Когда я вошла, Сара помахала мне рукой и заставила парня, который только что сел рядом с ней, подвинуться.

– Привет, я не рассказывала, что сдала на права? – спросила она.

– Рассказывала, – ответила я. – Уже несколько раз.

– Ух ты, да ты реально умеешь подбадривать людей, – произнесла она и кивнула в сторону микрофона, установленного на полу спортзала. – Как думаешь, кто будет на этот раз? Один из тех, которые говорят: «Привет, когда-то я тоже был молодым и думал, что нужно пить и колоться, чтобы быть крутым» или «Давайте посмотрим на фотографии очаровательных подростков и на обломки горящей машины, в которой они погибли»?

– Трудно сказать.

Она задумчиво кивнула:

– Надеюсь, что обойдется без всей этой жести на фото. Впрочем, нет, на самом деле я по-настоящему надеюсь, что выйдет как в тот раз, когда один из наших любителей дебатов устроил докладчику перекрестный допрос насчет того, насколько вредна марихуана, учитывая, что несколько штатов ее уже легализовали.

Я улыбнулась:

– Помню. Выступающий тогда аж весь покраснел.

– Критическое мышление в лучшем виде.

– Ага. Лучше бы они просто сконцентрировались на мете. Я имею в виду, про мет куда проще рассказывать. Достаточного одного фото метамфетаминового наркомана с жутким пустым лицом и гнилыми зубами, чтобы убедить меня никогда не прикасаться к этой дряни.

Директриса вышла на сцену и пригладила волосы, убрав пряди за уши. Она спокойно посмотрела на толпу недовольно ерзающих учеников. Гул разговоров умолк. Она прокашлялась, и в зале стало совсем тихо.

– Спасибо вам всем, что пришли, – объявила она. – Давайте дружно поприветствуем офицера Майру Герон из Бёрдтонского отделения полиции.

Вялые хлопки, которые последовали за этими словами, прозвучали небрежно, нарочито и иронично.

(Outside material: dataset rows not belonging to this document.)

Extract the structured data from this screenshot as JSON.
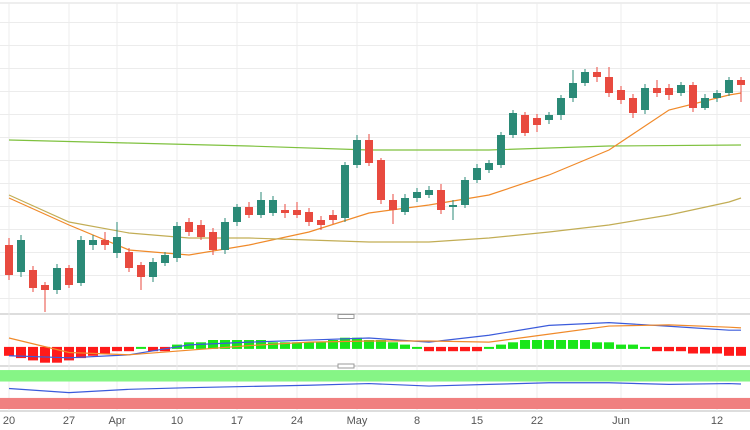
{
  "chart_data": [
    {
      "type": "candlestick",
      "categories": [
        "20",
        null,
        null,
        null,
        null,
        "27",
        null,
        null,
        null,
        "Apr",
        null,
        null,
        null,
        null,
        "10",
        null,
        null,
        null,
        null,
        "17",
        null,
        null,
        null,
        null,
        "24",
        null,
        null,
        null,
        null,
        "May",
        null,
        null,
        null,
        null,
        "8",
        null,
        null,
        null,
        null,
        "15",
        null,
        null,
        null,
        null,
        "22",
        null,
        null,
        null,
        null,
        null,
        null,
        "Jun",
        null,
        null,
        null,
        null,
        null,
        null,
        null,
        "12",
        null,
        null
      ],
      "open": [
        65,
        38,
        40,
        25,
        20,
        42,
        27,
        65,
        70,
        57,
        58,
        45,
        33,
        47,
        52,
        88,
        85,
        78,
        60,
        88,
        103,
        95,
        97,
        100,
        100,
        98,
        90,
        95,
        92,
        145,
        170,
        150,
        110,
        98,
        112,
        115,
        120,
        103,
        105,
        130,
        140,
        145,
        175,
        195,
        192,
        190,
        195,
        212,
        227,
        238,
        233,
        220,
        212,
        200,
        222,
        222,
        217,
        225,
        202,
        212,
        217,
        230
      ],
      "high": [
        72,
        75,
        44,
        28,
        46,
        45,
        74,
        75,
        78,
        88,
        62,
        48,
        52,
        58,
        88,
        92,
        90,
        82,
        92,
        106,
        108,
        118,
        114,
        106,
        108,
        102,
        94,
        100,
        148,
        175,
        176,
        152,
        116,
        116,
        122,
        124,
        126,
        110,
        133,
        146,
        150,
        178,
        200,
        198,
        196,
        198,
        215,
        240,
        241,
        243,
        243,
        224,
        216,
        226,
        230,
        226,
        228,
        228,
        216,
        220,
        233,
        233
      ],
      "low": [
        30,
        33,
        18,
        -2,
        16,
        22,
        24,
        60,
        60,
        52,
        38,
        20,
        28,
        44,
        48,
        74,
        70,
        55,
        56,
        84,
        92,
        92,
        94,
        92,
        92,
        84,
        80,
        86,
        88,
        142,
        144,
        106,
        86,
        95,
        108,
        112,
        96,
        90,
        102,
        127,
        137,
        142,
        172,
        174,
        178,
        186,
        190,
        208,
        224,
        228,
        213,
        206,
        192,
        196,
        213,
        210,
        214,
        198,
        200,
        208,
        214,
        208
      ],
      "close": [
        35,
        70,
        22,
        20,
        42,
        25,
        70,
        70,
        65,
        73,
        42,
        33,
        48,
        55,
        84,
        78,
        73,
        60,
        88,
        103,
        95,
        110,
        110,
        97,
        95,
        88,
        85,
        90,
        145,
        170,
        147,
        110,
        100,
        112,
        118,
        120,
        100,
        105,
        130,
        142,
        147,
        175,
        197,
        177,
        185,
        195,
        212,
        227,
        238,
        233,
        217,
        210,
        197,
        222,
        217,
        215,
        225,
        202,
        212,
        217,
        230,
        225
      ],
      "up_color": "#2b8a77",
      "down_color": "#e84a3f",
      "ylim": [
        -5,
        310
      ],
      "series": [
        {
          "color": "#7fc13f",
          "x": [
            0,
            10,
            20,
            30,
            40,
            50,
            61
          ],
          "values": [
            170,
            167,
            164,
            160,
            160,
            164,
            165
          ]
        },
        {
          "color": "#f08a2a",
          "x": [
            0,
            5,
            10,
            15,
            20,
            25,
            30,
            35,
            40,
            45,
            50,
            55,
            60,
            61
          ],
          "values": [
            112,
            85,
            60,
            55,
            65,
            78,
            97,
            105,
            115,
            135,
            160,
            200,
            215,
            217
          ]
        },
        {
          "color": "#c2ad55",
          "x": [
            0,
            5,
            10,
            15,
            20,
            25,
            30,
            35,
            40,
            45,
            50,
            55,
            60,
            61
          ],
          "values": [
            115,
            88,
            77,
            72,
            72,
            70,
            68,
            68,
            72,
            78,
            85,
            95,
            108,
            112
          ]
        }
      ]
    },
    {
      "type": "bar",
      "values": [
        -3,
        -4,
        -5,
        -6,
        -6,
        -5,
        -4,
        -3,
        -2,
        -1,
        -1,
        0,
        -1,
        -1,
        1,
        2,
        2,
        3,
        3,
        3,
        3,
        3,
        2,
        2,
        2,
        2,
        2,
        3,
        4,
        4,
        3,
        3,
        2,
        1,
        0,
        -1,
        -1,
        -1,
        -1,
        -1,
        0,
        1,
        2,
        3,
        3,
        3,
        3,
        3,
        3,
        2,
        2,
        1,
        1,
        0,
        -1,
        -1,
        -1,
        -2,
        -2,
        -2,
        -3,
        -3
      ],
      "positive_color": "#19e619",
      "negative_color": "#ff1a1a",
      "ylim": [
        -7,
        13
      ],
      "series": [
        {
          "color": "#3b5bdb",
          "x": [
            0,
            5,
            10,
            15,
            20,
            25,
            30,
            35,
            40,
            45,
            50,
            55,
            60,
            61
          ],
          "values": [
            -3.4,
            -4.3,
            -3,
            1.3,
            2.5,
            3.4,
            4.3,
            2.5,
            5.5,
            9.8,
            11,
            9.4,
            7.7,
            7.7
          ]
        },
        {
          "color": "#f08a2a",
          "x": [
            0,
            5,
            10,
            15,
            20,
            25,
            30,
            35,
            40,
            45,
            50,
            55,
            60,
            61
          ],
          "values": [
            4.3,
            -2,
            -3,
            -1,
            1,
            2.5,
            3,
            3,
            2.5,
            6,
            9.5,
            10,
            9,
            8.7
          ]
        }
      ]
    },
    {
      "type": "line",
      "ylim": [
        0,
        100
      ],
      "bands": [
        {
          "from": 67,
          "to": 95,
          "color": "#86f586"
        },
        {
          "from": 0,
          "to": 27,
          "color": "#f08080"
        }
      ],
      "series": [
        {
          "color": "#3b5bdb",
          "x": [
            0,
            5,
            10,
            15,
            20,
            25,
            30,
            35,
            40,
            45,
            50,
            55,
            60,
            61
          ],
          "values": [
            50,
            40,
            48,
            52,
            55,
            58,
            62,
            56,
            60,
            64,
            64,
            60,
            62,
            61
          ]
        }
      ]
    }
  ]
}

Офицер Герон вышла вперед и обменялась с директрисой быстрым рукопожатием. Ее имя я слышала впервые, но в ее широком лице и манере уверенно смотреть вперед было что-то знакомое. Выйдя к кафедре, она оперлась ладонями о ее края и оглядела комнату. В этот момент я ее и вспомнила. Это она предлагала мне горячий шоколад в больнице. Бумажный стаканчик, ковер, искусственный цветок – воспоминания нахлынули так резко, что меня внезапно замутило, и мне пришлось наклониться вперед. Я ущипнула себя за руку, надеясь, что это поможет прийти в себя. Только не здесь, подумала я и ущипнула то же место еще сильнее, а потом заставила себя поднять взгляд и сосредоточиться на словах офицера Герон.

– Я училась в этой школе пятнадцать лет назад, – произнесла она. – Сидела в этом зале и слушала рассказы о том, как наркотики и алкоголь разрушают жизни молодежи. Я думала, что это меня не касается, и не особо прислушивалась. Так что я пропускала все мимо ушей. Делала многое, чего не должна была делать.